O governo do presidente Luiz Inácio Lula da Silva (PT) pretende retomar grandes projetos hidrelétricos e estuda erguer uma usina binacional na fronteira com a Bolívia, aproveitando o potencial do Rio Madeira. Anunciada em agosto pelo ministro de Minas e Energia, Alexandre Silveira, a ideia busca repetir o modelo da hidrelétrica de Itaipu, construída entre 1975 e 1982.
Ceticismo técnico e econômico
Especialistas questionam a proposta. Para o engenheiro e economista Erik Duarte Rego, o empreendimento tem caráter político e oferece poucas vantagens ao Brasil. Ele aponta custos “expressivos” e falta de clareza sobre benefícios concretos.
Obra complexa na Amazônia
A localização na Amazônia eleva o orçamento devido às dificuldades de transporte, acesso restrito e longos períodos de chuva. Exigências ambientais também pressionam o valor final.

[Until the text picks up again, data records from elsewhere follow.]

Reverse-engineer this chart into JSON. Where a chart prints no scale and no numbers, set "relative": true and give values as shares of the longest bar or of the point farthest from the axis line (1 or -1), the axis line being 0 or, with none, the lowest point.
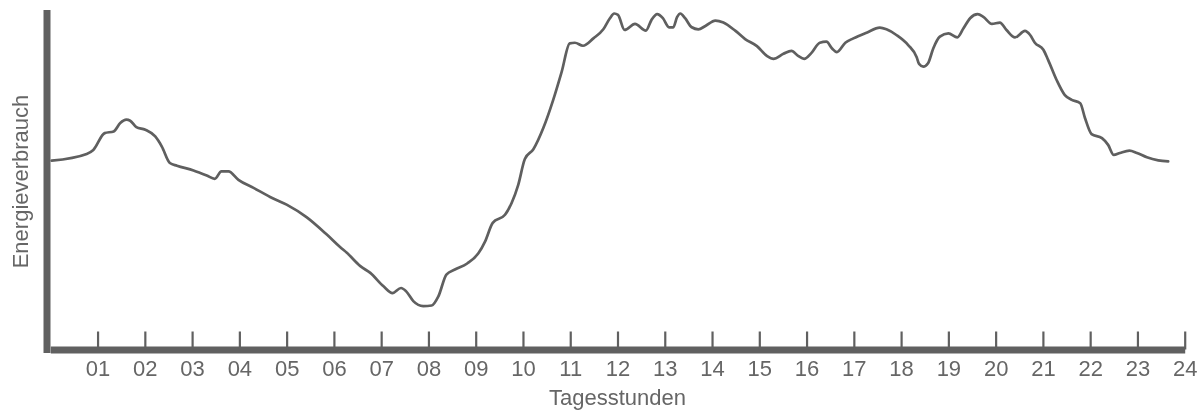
{
  "chart_data": {
    "type": "line",
    "xlabel": "Tagesstunden",
    "ylabel": "Energieverbrauch",
    "relative": true,
    "color": "#5f5f5f",
    "xlim": [
      0,
      24
    ],
    "xticks": [
      {
        "value": 1,
        "label": "01"
      },
      {
        "value": 2,
        "label": "02"
      },
      {
        "value": 3,
        "label": "03"
      },
      {
        "value": 4,
        "label": "04"
      },
      {
        "value": 5,
        "label": "05"
      },
      {
        "value": 6,
        "label": "06"
      },
      {
        "value": 7,
        "label": "07"
      },
      {
        "value": 8,
        "label": "08"
      },
      {
        "value": 9,
        "label": "09"
      },
      10,
      11,
      12,
      13,
      14,
      15,
      16,
      17,
      18,
      19,
      20,
      21,
      22,
      23,
      24
    ],
    "x": [
      0.03,
      0.77,
      0.91,
      1.15,
      1.34,
      1.48,
      1.61,
      1.69,
      1.82,
      2.01,
      2.22,
      2.36,
      2.53,
      2.68,
      3.03,
      3.31,
      3.48,
      3.62,
      3.77,
      3.98,
      4.3,
      4.65,
      5.0,
      5.42,
      5.85,
      6.13,
      6.28,
      6.56,
      6.77,
      7.05,
      7.24,
      7.42,
      7.53,
      7.68,
      7.89,
      8.07,
      8.21,
      8.38,
      8.56,
      8.82,
      9.06,
      9.2,
      9.36,
      9.62,
      9.76,
      9.9,
      10.04,
      10.22,
      10.43,
      10.64,
      10.82,
      10.99,
      11.1,
      11.27,
      11.49,
      11.7,
      11.84,
      11.93,
      12.01,
      12.15,
      12.37,
      12.6,
      12.72,
      12.84,
      12.96,
      13.09,
      13.18,
      13.26,
      13.33,
      13.43,
      13.57,
      13.71,
      13.86,
      14.07,
      14.24,
      14.49,
      14.7,
      14.95,
      15.16,
      15.3,
      15.51,
      15.68,
      15.82,
      15.95,
      16.1,
      16.28,
      16.42,
      16.54,
      16.64,
      16.82,
      16.99,
      17.27,
      17.55,
      17.69,
      17.9,
      18.15,
      18.33,
      18.38,
      18.47,
      18.57,
      18.68,
      18.82,
      19.0,
      19.19,
      19.32,
      19.46,
      19.62,
      19.74,
      19.92,
      20.09,
      20.23,
      20.41,
      20.62,
      20.73,
      20.83,
      21.01,
      21.11,
      21.29,
      21.46,
      21.61,
      21.79,
      21.89,
      22.03,
      22.25,
      22.38,
      22.5,
      22.63,
      22.83,
      22.99,
      23.2,
      23.44,
      23.65
    ],
    "values": [
      0.562,
      0.582,
      0.594,
      0.644,
      0.649,
      0.674,
      0.684,
      0.681,
      0.662,
      0.654,
      0.634,
      0.604,
      0.555,
      0.547,
      0.533,
      0.518,
      0.508,
      0.53,
      0.53,
      0.505,
      0.481,
      0.454,
      0.431,
      0.394,
      0.342,
      0.305,
      0.287,
      0.248,
      0.228,
      0.188,
      0.168,
      0.183,
      0.173,
      0.144,
      0.129,
      0.131,
      0.158,
      0.223,
      0.238,
      0.256,
      0.287,
      0.322,
      0.377,
      0.401,
      0.436,
      0.49,
      0.567,
      0.596,
      0.659,
      0.743,
      0.827,
      0.911,
      0.913,
      0.904,
      0.926,
      0.953,
      0.986,
      1.0,
      0.996,
      0.951,
      0.969,
      0.949,
      0.981,
      0.998,
      0.986,
      0.959,
      0.959,
      0.989,
      1.0,
      0.986,
      0.959,
      0.953,
      0.963,
      0.979,
      0.973,
      0.949,
      0.924,
      0.903,
      0.874,
      0.865,
      0.88,
      0.889,
      0.874,
      0.865,
      0.882,
      0.913,
      0.916,
      0.896,
      0.885,
      0.913,
      0.926,
      0.943,
      0.958,
      0.953,
      0.936,
      0.906,
      0.87,
      0.85,
      0.842,
      0.852,
      0.896,
      0.931,
      0.941,
      0.929,
      0.956,
      0.986,
      0.998,
      0.99,
      0.969,
      0.973,
      0.951,
      0.929,
      0.948,
      0.936,
      0.913,
      0.892,
      0.862,
      0.802,
      0.758,
      0.743,
      0.733,
      0.689,
      0.641,
      0.629,
      0.609,
      0.579,
      0.585,
      0.592,
      0.585,
      0.572,
      0.563,
      0.56
    ]
  }
}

As linhas de transmissão representam outro desafio. Quando as usinas de Santo Antônio e Jirau foram construídas, o gasto para levar a energia ao Centro-Sul ficou próximo do valor de uma das próprias usinas. Caso a infraestrutura existente não suporte a nova carga, serão necessárias estruturas adicionais de alto custo.
Produção sujeita ao regime de chuvas
A tendência atual é usar o modelo “fio d’água”, que dispensa grandes reservatórios. Nesse formato, a geração depende diretamente das chuvas e pode cair a níveis baixos ou mesmo zerar na estiagem, encarecendo a energia.
Segundo Rego, combinações de fontes eólica, solar e biomassa alcançam potência semelhante por valores menores. “Para construir uma hidrelétrica hoje é preciso subsídio e vontade política”, afirmou.
Lembrança do Gasoduto Bolívia-Brasil
O histórico de cooperação energética com a Bolívia reforça o receio de riscos políticos. O Gasoduto Bolívia-Brasil (Gasbol), iniciado em 1997 e operacional a partir de 1999, passou por turbulência em 2006, quando o então presidente Evo Morales nacionalizou o setor de petróleo e gás e ocupou refinarias da Petrobras. Em 2007, novo acordo elevou em cerca de US$ 100 milhões anuais o custo do gás para o Brasil, enquanto a Bolívia indenizou a Petrobras em US$ 112 milhões.

Imagem: Gazeta do Povo com ChatGPT
Quem paga a conta?
Rego calcula que o reservatório da usina ficaria integralmente em território boliviano, cabendo ao Brasil financiar a maior parte da obra e fornecer conhecimento técnico, já que a Bolívia, país de menor porte econômico, teria margem limitada para aportar recursos.
A advogada Isabela Ramagem, especialista em energia e sócia do Caputo, Bastos e Serra Advogados, vê possibilidade de participação boliviana. Ela lembra que o país opera grandes hidrelétricas, como San José 1 e San José 2, e conta com apoio do Banco de Desenvolvimento da América Latina (CAF) para novos projetos.
Para o mercado e para os contribuintes, a incerteza permanece: os potenciais ganhos estratégicos compensam os altos custos e o histórico de instabilidade?